“A inteligência artificial deixou de ser o futuro para ser o presente” diz José Leitão, da Samsung, ao Mais Tecnologia
Na IFA 2025, em Berlim, a Samsung destacou a aposta estratégica na inteligência artificial (IA) aplicada ao dia a dia, com especial enfoque na “casa inteligente”. José Leitão, Deputy Head of Digital Appliances. Obrigada da marca, sublinhou que o objetivo passa por adaptar a IA às rotinas de cada consumidor, desde máquinas de lavar que ajustam automaticamente os ciclos até fornos que conciliam inovação com poupança energética. A sustentabilidade é outra prioridade, visível tanto na eficiência dos equipamentos como na utilização de materiais recicláveis.

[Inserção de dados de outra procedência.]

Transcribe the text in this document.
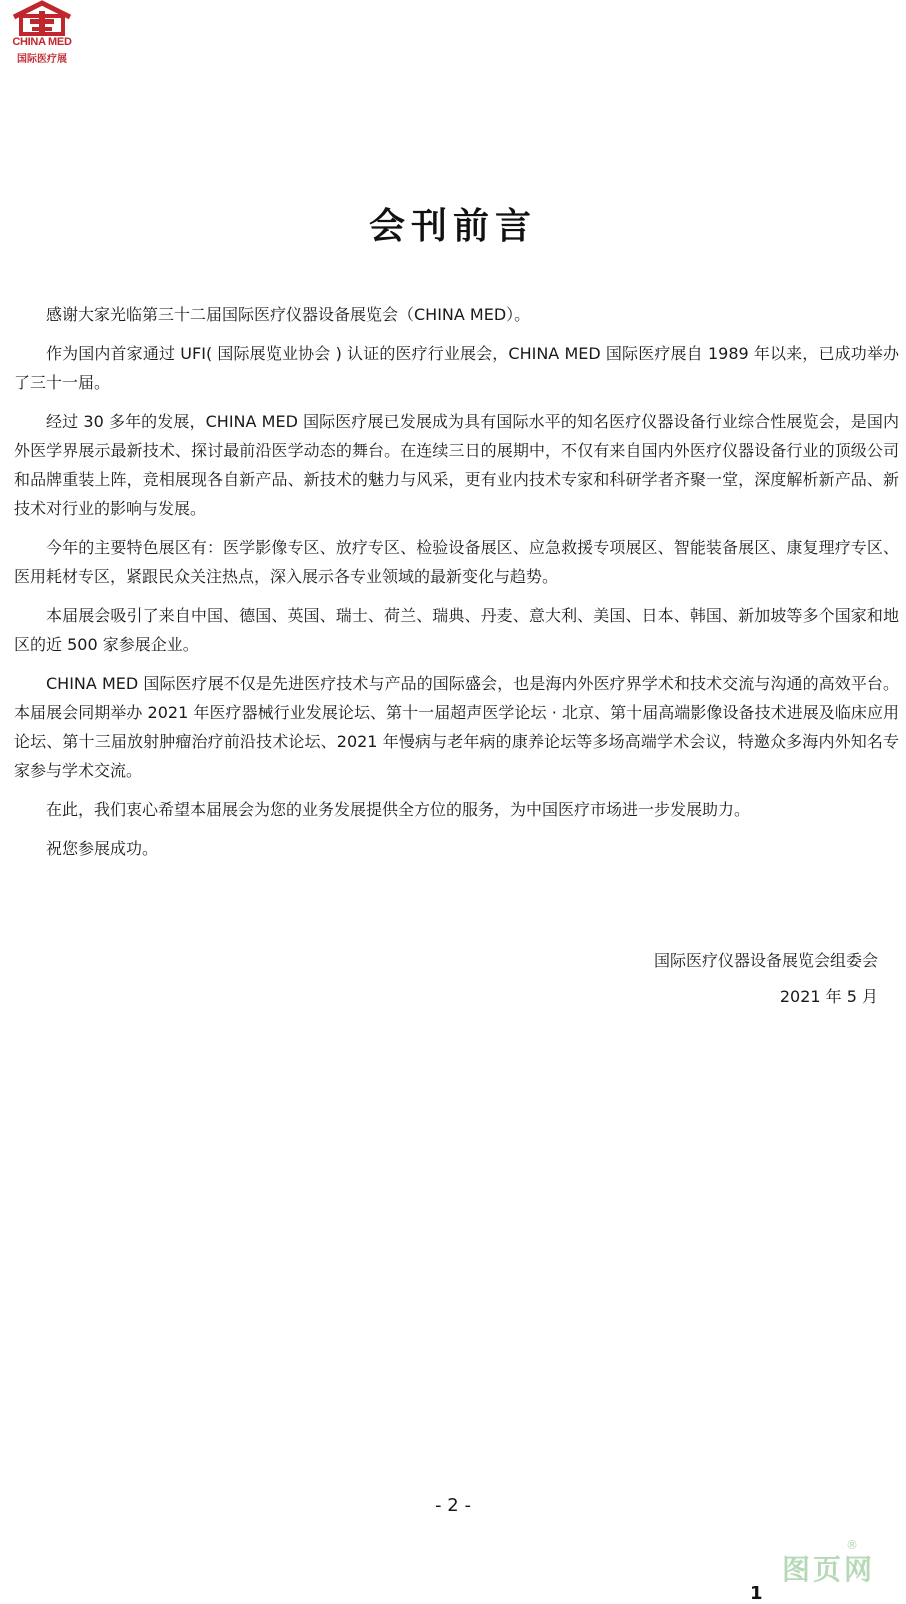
CHINA MED
国际医疗展
会刊前言

感谢大家光临第三十二届国际医疗仪器设备展览会（CHINA MED）。

作为国内首家通过 UFI( 国际展览业协会 ) 认证的医疗行业展会，CHINA MED 国际医疗展自 1989 年以来，已成功举办了三十一届。

经过 30 多年的发展，CHINA MED 国际医疗展已发展成为具有国际水平的知名医疗仪器设备行业综合性展览会，是国内外医学界展示最新技术、探讨最前沿医学动态的舞台。在连续三日的展期中，不仅有来自国内外医疗仪器设备行业的顶级公司和品牌重装上阵，竞相展现各自新产品、新技术的魅力与风采，更有业内技术专家和科研学者齐聚一堂，深度解析新产品、新技术对行业的影响与发展。

今年的主要特色展区有：医学影像专区、放疗专区、检验设备展区、应急救援专项展区、智能装备展区、康复理疗专区、医用耗材专区，紧跟民众关注热点，深入展示各专业领域的最新变化与趋势。

本届展会吸引了来自中国、德国、英国、瑞士、荷兰、瑞典、丹麦、意大利、美国、日本、韩国、新加坡等多个国家和地区的近 500 家参展企业。

CHINA MED 国际医疗展不仅是先进医疗技术与产品的国际盛会，也是海内外医疗界学术和技术交流与沟通的高效平台。本届展会同期举办 2021 年医疗器械行业发展论坛、第十一届超声医学论坛 · 北京、第十届高端影像设备技术进展及临床应用论坛、第十三届放射肿瘤治疗前沿技术论坛、2021 年慢病与老年病的康养论坛等多场高端学术会议，特邀众多海内外知名专家参与学术交流。

在此，我们衷心希望本届展会为您的业务发展提供全方位的服务，为中国医疗市场进一步发展助力。

祝您参展成功。

国际医疗仪器设备展览会组委会
2021 年 5 月
- 2 -
图页网
®
1
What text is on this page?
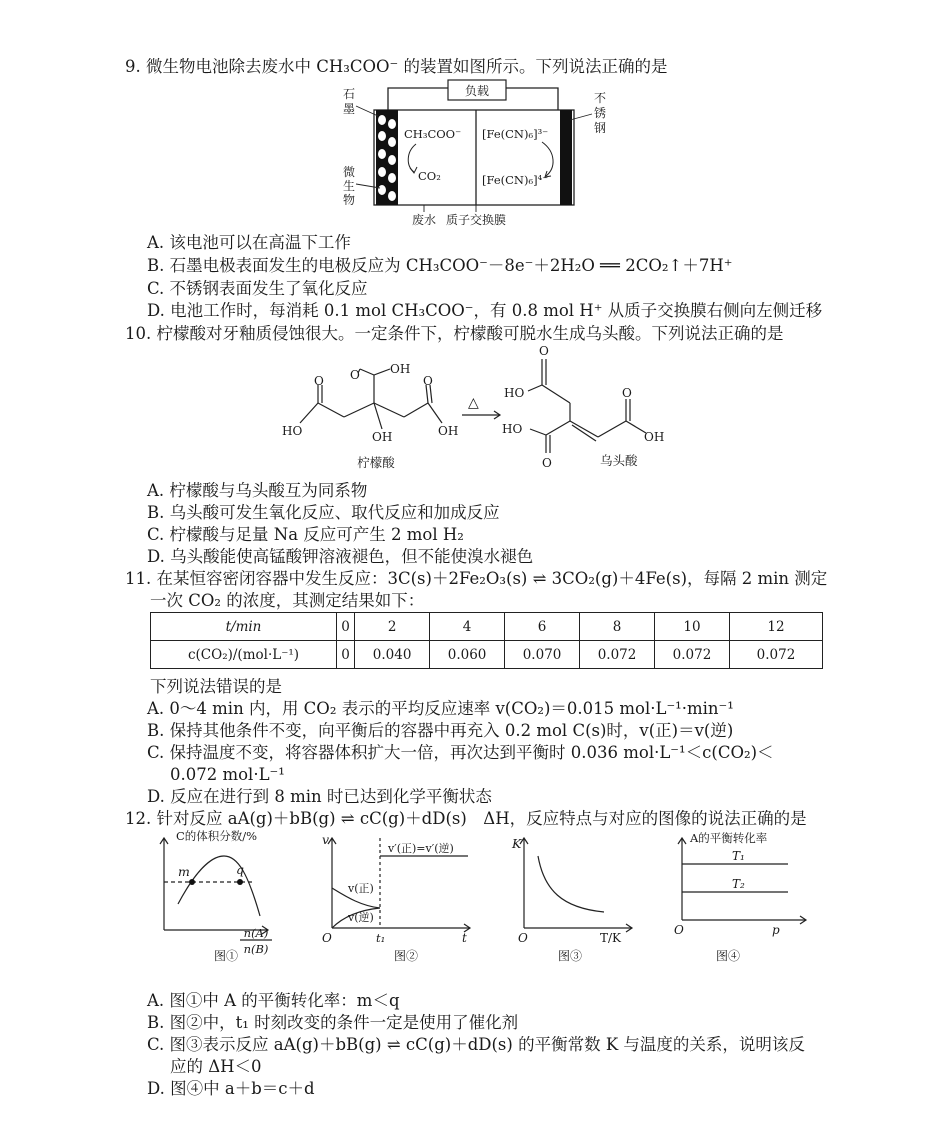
9. 微生物电池除去废水中 CH₃COO⁻ 的装置如图所示。下列说法正确的是
负载
石
墨
不
锈
钢
微
生
物
CH₃COO⁻
CO₂
[Fe(CN)₆]³⁻
[Fe(CN)₆]⁴⁻
废水 质子交换膜
A. 该电池可以在高温下工作
B. 石墨电极表面发生的电极反应为 CH₃COO⁻－8e⁻＋2H₂O ══ 2CO₂↑＋7H⁺
C. 不锈钢表面发生了氧化反应
D. 电池工作时，每消耗 0.1 mol CH₃COO⁻，有 0.8 mol H⁺ 从质子交换膜右侧向左侧迁移
10. 柠檬酸对牙釉质侵蚀很大。一定条件下，柠檬酸可脱水生成乌头酸。下列说法正确的是
△
O	OH
O
HO
O
OH
OH
柠檬酸
O
HO
HO
O
O
OH
乌头酸
A. 柠檬酸与乌头酸互为同系物
B. 乌头酸可发生氧化反应、取代反应和加成反应
C. 柠檬酸与足量 Na 反应可产生 2 mol H₂
D. 乌头酸能使高锰酸钾溶液褪色，但不能使溴水褪色
11. 在某恒容密闭容器中发生反应：3C(s)＋2Fe₂O₃(s) ⇌ 3CO₂(g)＋4Fe(s)，每隔 2 min 测定
一次 CO₂ 的浓度，其测定结果如下：
t/min	0	2	4	6	8	10	12
c(CO₂)/(mol·L⁻¹)	0	0.040	0.060	0.070	0.072	0.072	0.072
下列说法错误的是
A. 0～4 min 内，用 CO₂ 表示的平均反应速率 v(CO₂)＝0.015 mol·L⁻¹·min⁻¹
B. 保持其他条件不变，向平衡后的容器中再充入 0.2 mol C(s)时，v(正)＝v(逆)
C. 保持温度不变，将容器体积扩大一倍，再次达到平衡时 0.036 mol·L⁻¹＜c(CO₂)＜
0.072 mol·L⁻¹
D. 反应在进行到 8 min 时已达到化学平衡状态
12. 针对反应 aA(g)＋bB(g) ⇌ cC(g)＋dD(s)　ΔH，反应特点与对应的图像的说法正确的是
C的体积分数/%
m	q
n(A)
n(B)
图①
v
v′(正)=v′(逆)
v(正)
v(逆)
O	t₁	t
图②
K
O	T/K
图③
A的平衡转化率
T₁
T₂
O	p
图④
A. 图①中 A 的平衡转化率：m＜q
B. 图②中，t₁ 时刻改变的条件一定是使用了催化剂
C. 图③表示反应 aA(g)＋bB(g) ⇌ cC(g)＋dD(s) 的平衡常数 K 与温度的关系，说明该反
应的 ΔH＜0
D. 图④中 a＋b＝c＋d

Questionado sobre os desafios da adoção da tecnologia, José Leitão reconheceu que “ainda custa um bocadinho a entrar na vida das pessoas”, mas garantiu que a Samsung está empenhada em mostrar os benefícios concretos da IA. “Estamos a trabalhar cada vez mais para que o consumidor entenda as vantagens da inteligência artificial, confie e não pense que é só um conceito vago”, afirmou, acrescentando que a segurança dos dados, através de soluções como o Knox Vault, é um dos pilares da marca.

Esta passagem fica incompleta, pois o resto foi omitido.